When Chris and I returned to the hotel that evening, I thought I was doing pretty well, but I was tired. I needed to lie down. I took off my light pink hoodie jacket and headed for the bed. Chris gasped.

“Baby, don’t lie down yet.”

“Why? I need to. I need to sleep,” I said, leaning wistfully toward the mattress.

“Well, you’re bleeding. A lot.”

I looked down at my breast, fully expecting it to be squirting blood from the nipple. Thus, I was relieved to see that it was only a five-inch circle of dark red blood that had seeped through the gauze, the bandage, my shirt, and the formerly cute hoodie jacket at right breast ten o’clock, across to my underarm.

Chris reached Dr. Karam on his cell phone while I grabbed a towel and lay down on the bed to sleep. That or I passed out. I really can’t deal with blood.

When I awoke, it was after 8:00 p.m. and Dr.

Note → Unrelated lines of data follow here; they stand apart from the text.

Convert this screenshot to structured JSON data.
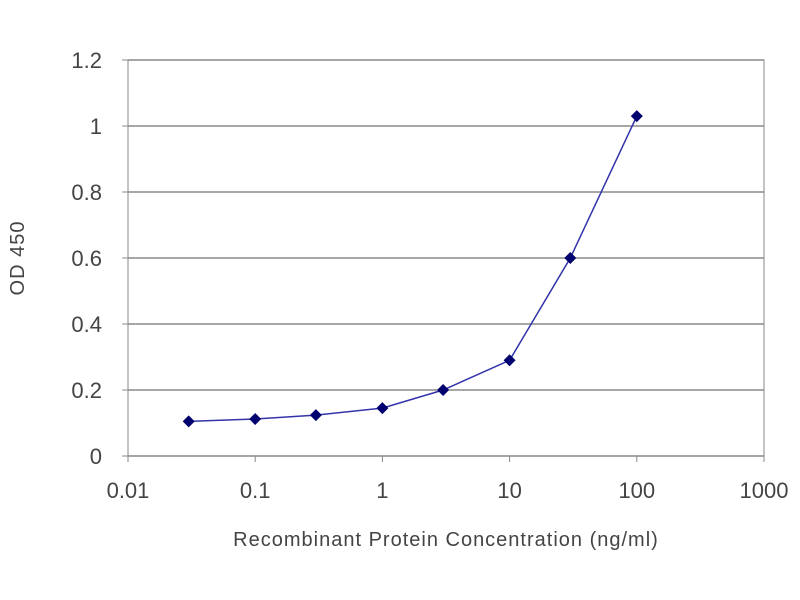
{
  "chart_data": {
    "type": "line",
    "title": "",
    "xlabel": "Recombinant Protein Concentration (ng/ml)",
    "ylabel": "OD 450",
    "x_scale": "log",
    "xlim": [
      0.01,
      1000
    ],
    "ylim": [
      0,
      1.2
    ],
    "x_ticks": [
      "0.01",
      "0.1",
      "1",
      "10",
      "100",
      "1000"
    ],
    "y_ticks": [
      "0",
      "0.2",
      "0.4",
      "0.6",
      "0.8",
      "1",
      "1.2"
    ],
    "grid": "horizontal",
    "legend": "none",
    "series": [
      {
        "color": "#3333aa",
        "marker_color": "#00006e",
        "x": [
          0.03,
          0.1,
          0.3,
          1,
          3,
          10,
          30,
          100
        ],
        "y": [
          0.105,
          0.112,
          0.124,
          0.145,
          0.2,
          0.29,
          0.6,
          1.03
        ]
      }
    ]
  }
}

Karam was standing at my bedside.

I looked around the room. The lavender and gray furnishings and mid-century look told me I was still in the hotel room. “This brings a whole new meaning to house calls, doctor.”

“It does! And this is a nice house you’ve got.” He knelt down beside me. “I didn’t want Chris to wake you, and I was finishing up my rounds anyway. I’m sorry I didn’t get to see you after the surgery. I had another surgery, and it got more complicated. But for you, everything went very well. I’m very happy.”

He changed my bandages while telling me that preliminary reports indicated no lymph node involvement and he believed he got the tumor. He was hopeful we’d have clean margins, “just like Seamus.” He handed Chris a bag of supplies for future bandage changes and informed me that I bleed a lot. I would discover this again and again as I went through treatments, but at that point, snuggled warm in bed, bandages freshly changed, assurances that surgery went well, and the world’s greatest boyfriend and Dr. Good Karma nearby discussing wine again (we’d now had the chance to give Dr. Karam the thank-you bottle of Pinot Noir), further treatment was far from my mind.